Objective: The purpose of my study is to quantify the effect of each non-conformity in relation to the electrical dynamics of the human heart. Post-quantification, I hypothesize that the electrical impedance decreases as the heterogeneity size decreases. Posed with such a window of pertinence, my goal is to remodel the human heart including all heterogeneities-a previous infeasibility.

Methodology: Using CHASTE cardiac software library, electrical shock was applied to cardiac tissue engineered in Mesh Lab. Cardiac tissue, the slab geometries, contained blood vessels in the center of varying vessel size-400, 200, 100μm.

Results: Overall, the results showed that without heterogeneities biological reality and computational modeling have severe discrepancies; mainly, the experimentally supported therapy of low-energy ant fibrillation shows failure in math modeling.
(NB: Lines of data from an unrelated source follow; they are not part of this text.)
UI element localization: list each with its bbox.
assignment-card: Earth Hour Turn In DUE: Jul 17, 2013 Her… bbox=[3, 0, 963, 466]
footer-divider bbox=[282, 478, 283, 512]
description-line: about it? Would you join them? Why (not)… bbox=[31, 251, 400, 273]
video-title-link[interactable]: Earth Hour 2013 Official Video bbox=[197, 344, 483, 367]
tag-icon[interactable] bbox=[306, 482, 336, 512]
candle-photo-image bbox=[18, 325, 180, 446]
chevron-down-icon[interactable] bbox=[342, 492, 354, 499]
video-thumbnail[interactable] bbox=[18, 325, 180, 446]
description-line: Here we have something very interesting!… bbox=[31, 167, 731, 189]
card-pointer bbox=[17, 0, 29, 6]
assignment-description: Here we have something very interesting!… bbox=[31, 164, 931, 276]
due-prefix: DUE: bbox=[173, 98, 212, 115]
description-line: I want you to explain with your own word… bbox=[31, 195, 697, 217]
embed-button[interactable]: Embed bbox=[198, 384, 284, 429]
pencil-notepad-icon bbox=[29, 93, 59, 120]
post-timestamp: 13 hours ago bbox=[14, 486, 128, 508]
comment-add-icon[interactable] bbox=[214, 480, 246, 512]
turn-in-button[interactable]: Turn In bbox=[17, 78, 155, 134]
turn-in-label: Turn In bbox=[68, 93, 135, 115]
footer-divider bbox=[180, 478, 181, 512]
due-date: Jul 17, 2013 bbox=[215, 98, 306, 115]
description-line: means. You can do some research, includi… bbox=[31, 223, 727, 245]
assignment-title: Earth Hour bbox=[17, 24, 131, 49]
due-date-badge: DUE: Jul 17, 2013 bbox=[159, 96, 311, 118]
Perpendicular fiber orientation perceived shock at a 1.74x more efficacies. In the most sensitive case scenario, 400 and 200μm affected the defibrillating wave-front, while the 100μm heterogeneity did not.

Conclusion: All heterogeneities cannot be extracted by magnetic resonance angiography due to its limiting factor of magnetic susceptibility; however, by filtering can anatomically accurate mathematical remodel capable of representing the necessary cardiac vessels is created.